Title: Lightweight Incremental Query Processing for Update-Intensive Applications
Abstract:
The dilemma of suffering high ownership costs, or facing limited system scale out present in commercial databases has started a trend where many communities develop their own nimble, lightweight data management tools, as seen with mapreduce and key-value stores. Update-intensive applications, such as algorithmic trading on order books, compute cloud management and personal status feeds (e.g., Facebook, Twitter), are clear cases in point of this trend, since to this date, databases have a notoriously poor reputation for handling updates efficiently. Current techniques such as incremental view maintenance and stream processing either involve significant repetition of work, or apply in a limited setting.

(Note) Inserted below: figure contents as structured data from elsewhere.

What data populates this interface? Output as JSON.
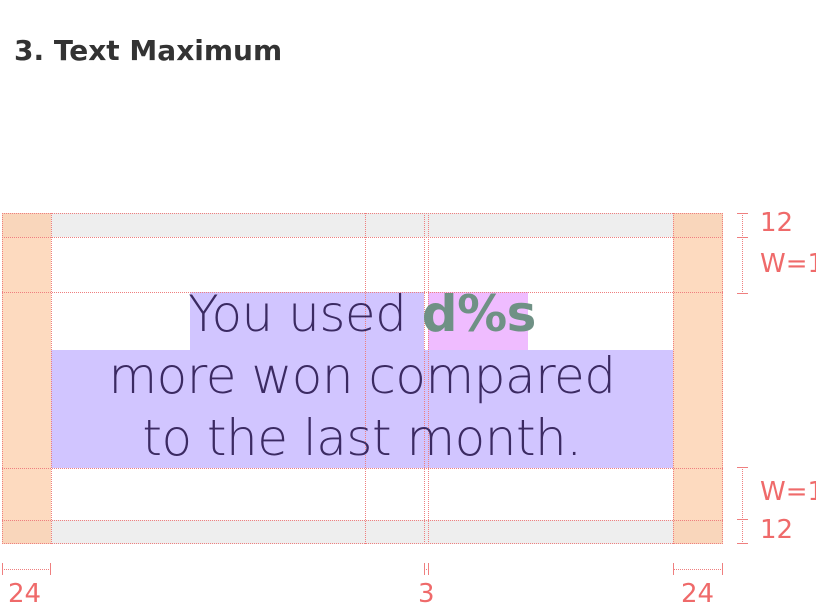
{
  "section": {
    "title": "3. Text Maximum"
  },
  "content": {
    "line1_regular": "You used ",
    "line1_bold": "d%s",
    "line2": "more won compared",
    "line3": "to the last month."
  },
  "dimensions": {
    "padding_top": "12",
    "padding_bottom": "12",
    "spacer_top": "W=1",
    "spacer_bottom": "W=1",
    "margin_left": "24",
    "gap_center": "3",
    "margin_right": "24"
  },
  "colors": {
    "margin_fill": "#fccdaa",
    "padding_fill": "#eeeeee",
    "text_highlight": "#d1c5ff",
    "bold_highlight": "#efbcff",
    "text_color": "#3b2a62",
    "bold_text_color": "#6f9185",
    "guide_color": "#ef7f7f"
  }
}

I introduce DBToaster, a novel SQL compilation framework that reconsiders the foundations, and program structure of state-of-the-art query processors to generate lightweight, high-performance query engines. These engines achieve orders of magnitude efficiency gains by fully exploiting queries for incremental processing. DBToaster engines use map data structures instead of highly-optimized relational operators, resulting in very simple, efficient query processing programs. I will present DBToaster's novel recursive compilation technique, which determines maps to maintain by repeatedly simplifying queries. I will also discuss ongoing work on Cumulus, a massive-scale online query processor based on DBToaster's extremely simple intermediate language of map maintenance, a language that is embarrassingly parallel and reflects the goals of achieving scalability through simplicity.